A amostra total da auditoria da Deloitte ao Novo Banco abrange 283 ativos, entre créditos, imóveis, títulos e operações com subsidiárias que tenham gerado perdas cobertas pelo Mecanismo de Capital Contingente (CCA). A amostra terá abrangido 100 devedores e outros que o Fundo de Resolução tenha decidido adicionar ao escrutínio da Deloitte.

Foram analisados três blocos de atos de gestão do Novo Banco praticados naquele período. Foram auditadas 201 operações de crédito que geraram perdas de 2.320 milhões de euros, 26 operações com subsidiárias e associadas, que causaram perdas de 488 milhões de euros e ainda 56 operações com outros ativos, que geraram perdas no valor de 1.234 milhões de euros.

Trata-se de um relatório “extenso” e que “descreve um conjunto de insuficiências e deficiências graves de controlo interno no período de atividade até 2014 do Banco Espírito Santo no processo de concessão e acompanhamento do crédito, bem como relativamente ao investimento noutros ativos financeiros e imobiliários”, frisam as Finanças.
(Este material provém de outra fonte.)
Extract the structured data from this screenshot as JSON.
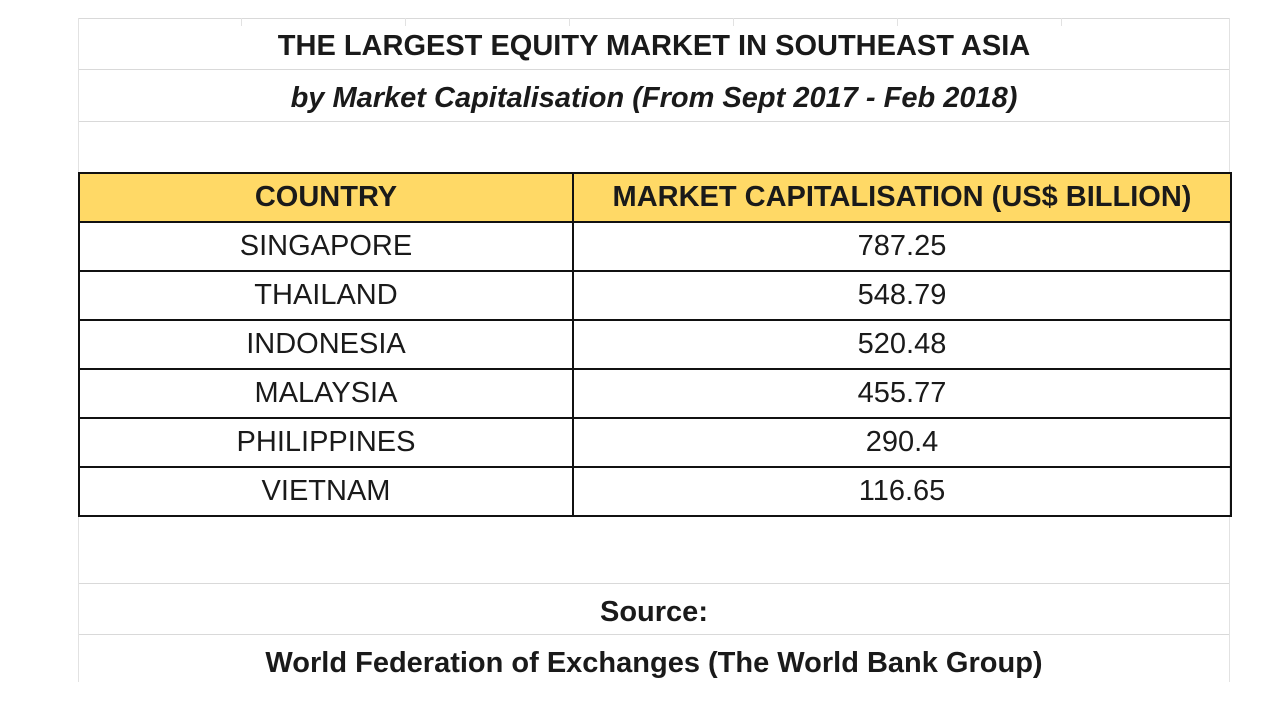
{
  "sheet": {
    "title": "THE LARGEST EQUITY MARKET IN SOUTHEAST ASIA",
    "subtitle": "by Market Capitalisation (From Sept 2017 - Feb 2018)",
    "table": {
      "headers": [
        "COUNTRY",
        "MARKET CAPITALISATION (US$ BILLION)"
      ],
      "rows": [
        {
          "country": "SINGAPORE",
          "value": "787.25"
        },
        {
          "country": "THAILAND",
          "value": "548.79"
        },
        {
          "country": "INDONESIA",
          "value": "520.48"
        },
        {
          "country": "MALAYSIA",
          "value": "455.77"
        },
        {
          "country": "PHILIPPINES",
          "value": "290.4"
        },
        {
          "country": "VIETNAM",
          "value": "116.65"
        }
      ]
    },
    "source_label": "Source:",
    "source_text": "World Federation of Exchanges (The World Bank Group)"
  },
  "colors": {
    "header_fill": "#ffd966",
    "border": "#111111",
    "gridline": "#d9d9d9"
  }
}
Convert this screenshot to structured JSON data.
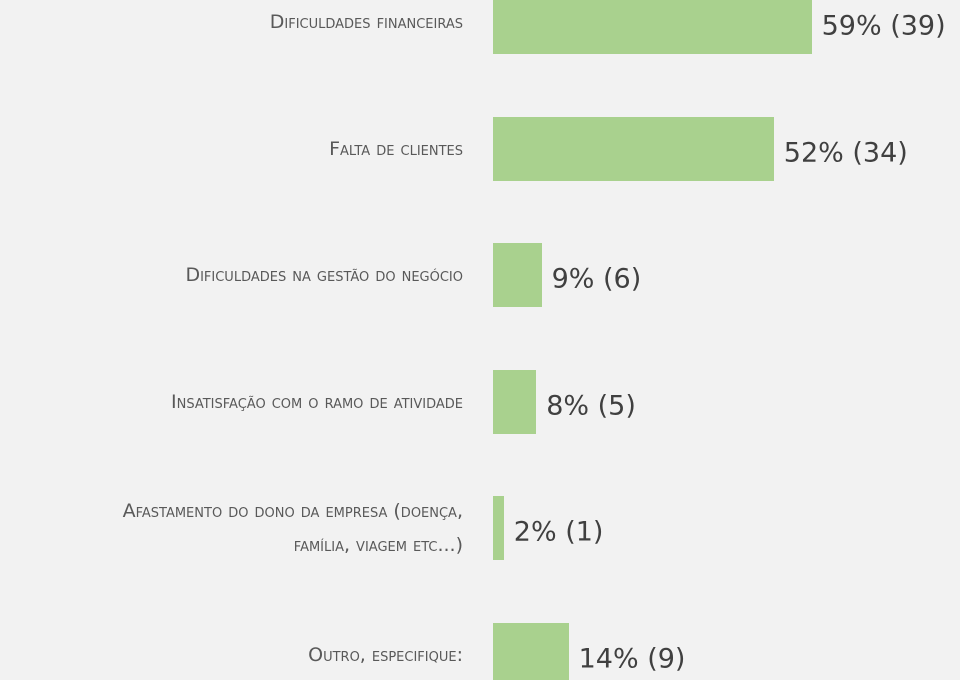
{
  "chart_data": {
    "type": "barh",
    "categories": [
      "Dificuldades financeiras",
      "Falta de clientes",
      "Dificuldades na gestão do negócio",
      "Insatisfação com o ramo de atividade",
      "Afastamento do dono da empresa (doença, família, viagem etc...)",
      "Outro, especifique:"
    ],
    "values": [
      59,
      52,
      9,
      8,
      2,
      14
    ],
    "value_labels": [
      "59% (39)",
      "52% (34)",
      "9% (6)",
      "8% (5)",
      "2% (1)",
      "14% (9)"
    ],
    "color": "#a9d18e"
  }
}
Maioria de perdas tem na origem ativos herdados do BES

Tal como o JE noticiou na última edição, a auditoria conclui que nos problemas detetados na grande parte devem-se ao período de gestão pré-resolução do BES, até 3 de agosto de 2014, quando o banco era liderada por Ricardo Salgado, acusado de 65 crimes, incluindo associação criminosa, corrupção ativa no setor privado, burla qualificada, branqueamento de capitais e fraude fiscal, no processo BES/GES. Só as burlas cometidas pelo ex-banqueiro terão custado 2,5 mil milhões de euros ao BES, segundo a acusação do MP. Os auditores sinalizam, assim, que grande parte das perdas ficou a dever-se a créditos e imóveis herdados do BES.
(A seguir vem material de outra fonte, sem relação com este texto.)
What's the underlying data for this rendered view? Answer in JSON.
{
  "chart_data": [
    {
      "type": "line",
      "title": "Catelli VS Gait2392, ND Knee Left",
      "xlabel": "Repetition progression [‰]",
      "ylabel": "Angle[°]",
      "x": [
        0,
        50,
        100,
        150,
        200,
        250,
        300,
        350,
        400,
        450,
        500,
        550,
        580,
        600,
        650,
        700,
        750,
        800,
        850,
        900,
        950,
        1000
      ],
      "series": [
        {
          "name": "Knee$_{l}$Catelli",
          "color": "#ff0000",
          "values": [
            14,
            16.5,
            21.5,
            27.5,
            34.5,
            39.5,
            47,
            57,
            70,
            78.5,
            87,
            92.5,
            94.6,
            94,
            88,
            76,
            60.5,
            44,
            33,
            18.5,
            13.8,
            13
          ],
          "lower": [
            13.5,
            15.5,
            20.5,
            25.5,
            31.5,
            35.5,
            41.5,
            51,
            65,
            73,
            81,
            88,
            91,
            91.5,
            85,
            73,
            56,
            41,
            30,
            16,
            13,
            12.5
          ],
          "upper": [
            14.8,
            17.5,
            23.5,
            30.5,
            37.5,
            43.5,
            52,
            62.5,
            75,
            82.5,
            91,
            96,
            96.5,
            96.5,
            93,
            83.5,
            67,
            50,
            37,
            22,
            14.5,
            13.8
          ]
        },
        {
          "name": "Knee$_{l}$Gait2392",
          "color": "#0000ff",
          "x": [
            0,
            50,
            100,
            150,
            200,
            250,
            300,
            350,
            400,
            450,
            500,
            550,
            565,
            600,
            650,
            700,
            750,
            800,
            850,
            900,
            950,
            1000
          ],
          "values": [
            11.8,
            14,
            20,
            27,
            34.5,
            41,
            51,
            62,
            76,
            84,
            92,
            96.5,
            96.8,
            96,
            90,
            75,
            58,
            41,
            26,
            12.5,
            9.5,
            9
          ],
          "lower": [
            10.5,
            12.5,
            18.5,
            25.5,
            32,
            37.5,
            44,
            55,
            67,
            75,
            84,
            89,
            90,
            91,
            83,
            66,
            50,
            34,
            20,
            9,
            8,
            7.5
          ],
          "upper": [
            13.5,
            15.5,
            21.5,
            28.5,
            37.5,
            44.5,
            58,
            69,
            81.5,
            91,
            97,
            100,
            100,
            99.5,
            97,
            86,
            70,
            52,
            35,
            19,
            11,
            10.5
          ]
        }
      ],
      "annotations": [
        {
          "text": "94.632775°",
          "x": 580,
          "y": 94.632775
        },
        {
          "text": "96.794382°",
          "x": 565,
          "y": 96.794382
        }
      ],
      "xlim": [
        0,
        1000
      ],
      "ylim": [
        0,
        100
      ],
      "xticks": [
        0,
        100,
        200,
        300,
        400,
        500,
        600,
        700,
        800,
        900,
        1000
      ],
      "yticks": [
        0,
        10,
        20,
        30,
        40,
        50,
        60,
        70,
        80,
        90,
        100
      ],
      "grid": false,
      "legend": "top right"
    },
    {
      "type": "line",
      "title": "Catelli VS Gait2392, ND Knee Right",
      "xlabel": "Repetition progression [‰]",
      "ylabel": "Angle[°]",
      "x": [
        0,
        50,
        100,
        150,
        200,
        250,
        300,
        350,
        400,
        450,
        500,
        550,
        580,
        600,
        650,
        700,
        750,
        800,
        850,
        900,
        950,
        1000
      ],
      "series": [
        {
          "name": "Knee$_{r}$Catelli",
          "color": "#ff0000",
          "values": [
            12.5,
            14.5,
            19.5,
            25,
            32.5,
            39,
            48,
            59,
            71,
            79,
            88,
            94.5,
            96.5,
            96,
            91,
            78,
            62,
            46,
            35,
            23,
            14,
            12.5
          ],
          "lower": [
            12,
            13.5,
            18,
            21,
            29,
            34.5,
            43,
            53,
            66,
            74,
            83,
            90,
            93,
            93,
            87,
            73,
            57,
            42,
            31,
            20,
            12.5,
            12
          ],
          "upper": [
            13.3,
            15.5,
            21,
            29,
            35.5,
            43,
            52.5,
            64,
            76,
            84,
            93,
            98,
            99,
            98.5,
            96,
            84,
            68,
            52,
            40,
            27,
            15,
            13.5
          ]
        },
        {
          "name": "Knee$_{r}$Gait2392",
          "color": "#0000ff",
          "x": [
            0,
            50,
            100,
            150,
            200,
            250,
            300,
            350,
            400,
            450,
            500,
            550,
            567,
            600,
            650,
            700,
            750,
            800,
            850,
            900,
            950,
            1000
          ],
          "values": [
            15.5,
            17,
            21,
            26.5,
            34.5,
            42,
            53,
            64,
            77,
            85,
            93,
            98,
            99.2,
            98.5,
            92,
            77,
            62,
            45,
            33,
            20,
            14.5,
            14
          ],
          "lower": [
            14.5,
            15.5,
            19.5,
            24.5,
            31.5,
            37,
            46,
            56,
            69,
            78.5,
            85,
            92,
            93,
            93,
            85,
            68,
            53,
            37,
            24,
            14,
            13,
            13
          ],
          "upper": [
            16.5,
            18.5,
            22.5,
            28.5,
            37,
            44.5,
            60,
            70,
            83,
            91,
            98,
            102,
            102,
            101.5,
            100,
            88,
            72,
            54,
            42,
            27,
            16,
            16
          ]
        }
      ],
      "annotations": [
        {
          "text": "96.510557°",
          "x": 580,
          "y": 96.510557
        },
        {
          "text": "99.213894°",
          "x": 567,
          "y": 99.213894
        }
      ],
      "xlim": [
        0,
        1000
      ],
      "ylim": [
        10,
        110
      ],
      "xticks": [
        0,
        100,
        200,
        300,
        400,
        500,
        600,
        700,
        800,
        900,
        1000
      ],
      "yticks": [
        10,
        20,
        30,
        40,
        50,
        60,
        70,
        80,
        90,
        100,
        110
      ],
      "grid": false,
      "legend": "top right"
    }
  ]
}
Segundo a nota enviada pelo Ministério das Finanças, o relatório de auditoria “evidencia que as perdas incorridas pelo Novo Banco decorreram fundamentalmente de exposições a ativos que tiveram origem no período de atividade do Banco Espírito Santo e que foram transferidos para o Novo Banco no âmbito da resolução”, assim como a existência de um conjunto de “insuficiências e deficiências graves de controlo interno no período de atividade até 2014 do Banco Espírito Santo”.
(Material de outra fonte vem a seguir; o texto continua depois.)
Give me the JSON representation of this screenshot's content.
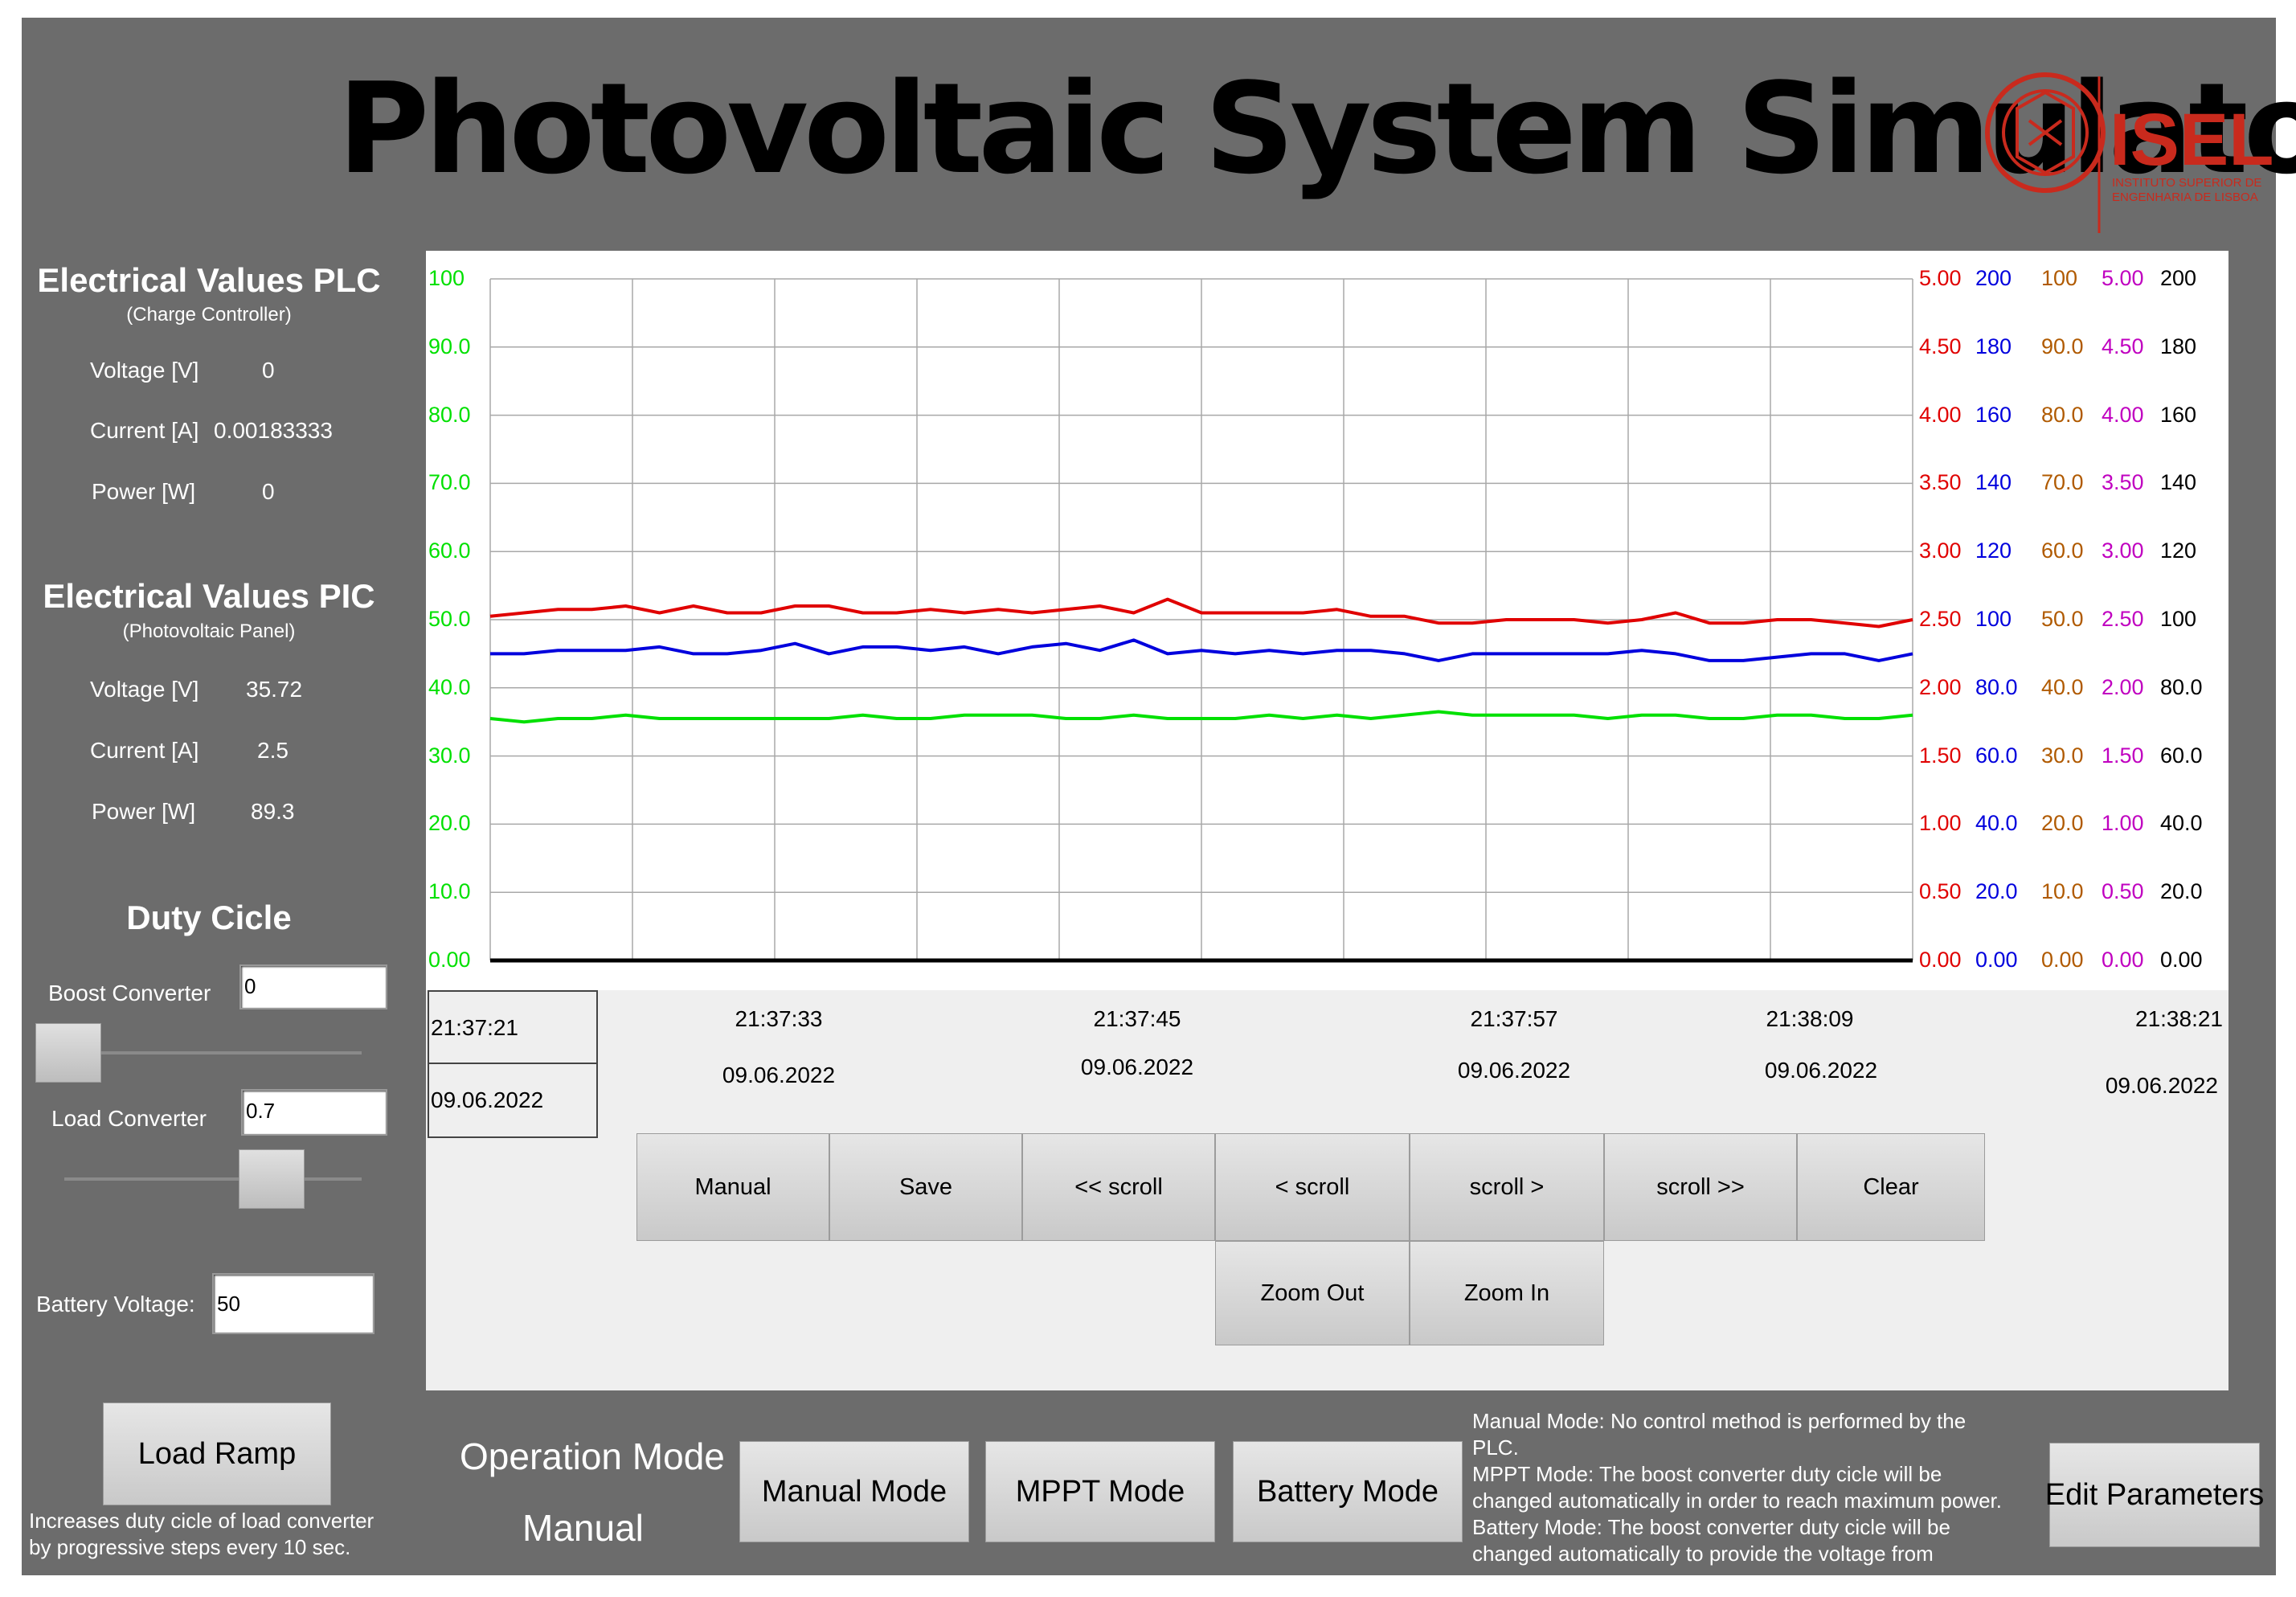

O Novo Banco destacou já, em comunicado, esta conclusão evidenciada pelas Finanças, realçando ainda que o relatório confirma ainda “os progressos realizados pelo Novo Banco” nas áreas de controlo interno. A entidade liderada por António Ramalho assegura que o banco está “ totalmente empenhado em continuar o caminho traçado que permitirá cumprir na integra as indicações referidas no relatório de auditoria”.

Na auditoria foram analisados e escrutinados vários tipos de operações como créditos, decisões de investimento ou desinvestimento em Portugal ou no estrangeiro, bem como decisões de aquisição e alienação de ativos, nomeadamente de imóveis, durante vários mandatos de gestão. O mais longo refere-se ao de Ricardo Salgado que durante 22 anos liderou o banco, até 2014, abrangendo ainda as presidências executivas seguintes como a de Vítor Bento, Eduardo Stock da Cunha e António Ramalho, atual presidente executivo do Novo Banco.